The New York Times
by Grace Gleuck
Joel-Peter Witkin: Vintage Work
529 West 20th Street, Chelsea
Through Feb. 18
The calculated madness of Joel-Peter Witkin's photographs conveys a sense of 19th-century horror, like the dreamworks of the Symbolist painter Gustave Moreau. Mr. Witkin's over-the-top epics are often inspired by well-known paintings, or even by contemporary photographers like Diane Arbus. Freaks abound, death and disfiguration play important roles (sometimes involving actual cadavers or their parts), and gruesome juxtapositions occur, like tiny bronze skulls and genuine severed genitals.

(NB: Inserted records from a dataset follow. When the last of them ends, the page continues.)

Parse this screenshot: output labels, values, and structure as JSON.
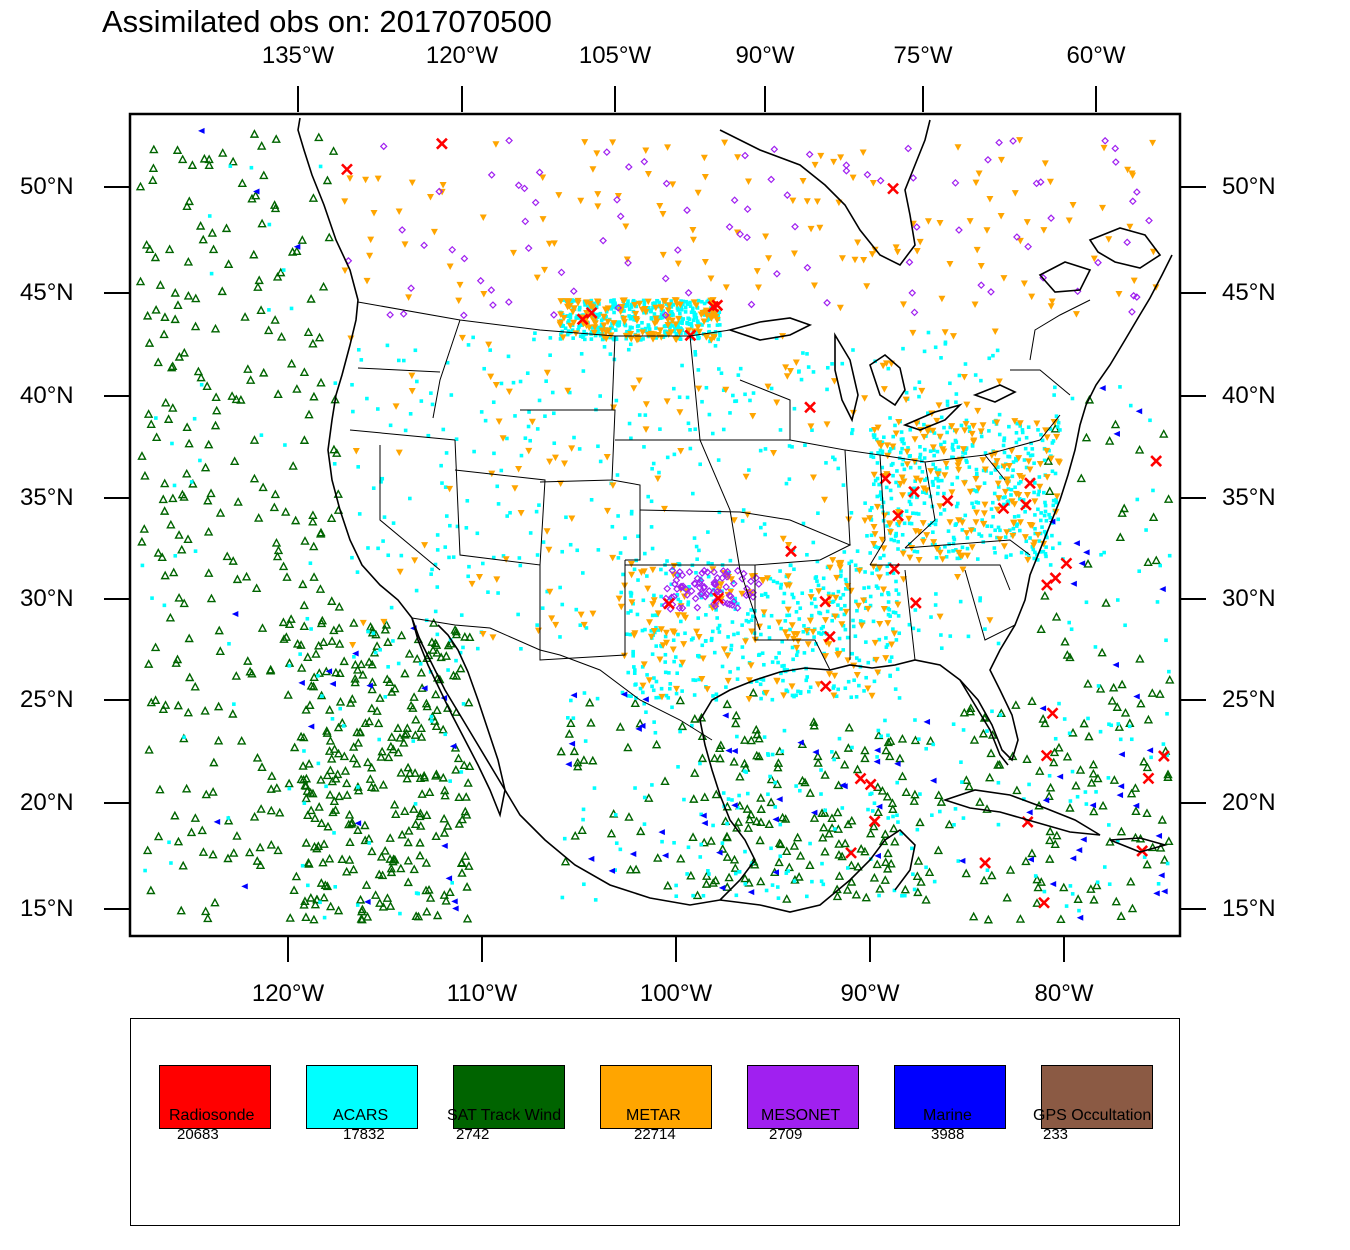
{
  "title": "Assimilated obs on: 2017070500",
  "top_lon_ticks": [
    "135°W",
    "120°W",
    "105°W",
    "90°W",
    "75°W",
    "60°W"
  ],
  "bottom_lon_ticks": [
    "120°W",
    "110°W",
    "100°W",
    "90°W",
    "80°W"
  ],
  "lat_ticks": [
    "50°N",
    "45°N",
    "40°N",
    "35°N",
    "30°N",
    "25°N",
    "20°N",
    "15°N"
  ],
  "legend": [
    {
      "label": "Radiosonde",
      "count": "20683",
      "color": "#ff0000"
    },
    {
      "label": "ACARS",
      "count": "17832",
      "color": "#00ffff"
    },
    {
      "label": "SAT Track Wind",
      "count": "2742",
      "color": "#006400"
    },
    {
      "label": "METAR",
      "count": "22714",
      "color": "#ffa500"
    },
    {
      "label": "MESONET",
      "count": "2709",
      "color": "#a020f0"
    },
    {
      "label": "Marine",
      "count": "3988",
      "color": "#0000ff"
    },
    {
      "label": "GPS Occultation",
      "count": "233",
      "color": "#8b5a44"
    }
  ]
}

His work, too, is rife with props: masks, sadomasochistic devices and stuffed animals not least among them.
Sometimes he can be campily comic, as in "The Fool" (1993), a parody of the pompous equestrian portraits of European kings. Against a misty sweep of landscape, a ruler wearing an exaggerated hat and ruffled under-pantaloons poses on a prancing horse mounted on a platform. One disembodied arm holds not a sword, but a stick. He is closely attended by a small, sardonic jester wearing a mask and boxer shorts and wielding a drumstick. At his feet a half-naked woman lies next to a dead cow, perhaps symbolic of the monarch's subjects.
But what Stephen King calls grue abounds in Mr. Witkin's "26-Year-Old O.D." (1982), a portrait of a youth whose partly dissected body belies the peacefully sleeping look of his head, its black hair partly covering one eye. In "Feast of Fools" (1990), a takeoff on a 17th-century still life, Mr. Witkin substitutes severed body parts for fruits, flowers and other delectables. In "Prudence" (1996), meant to illustrate spiritual forces versus the demons of the unconscious, he dresses an attractive nude in elbow-length black gloves and a piled-up head wrap that holds, among other goodies, two dead bats. Still, you don't have to buy into Mr. Witkin's Stygian visions to realize there's a master of surrealistic photography at work.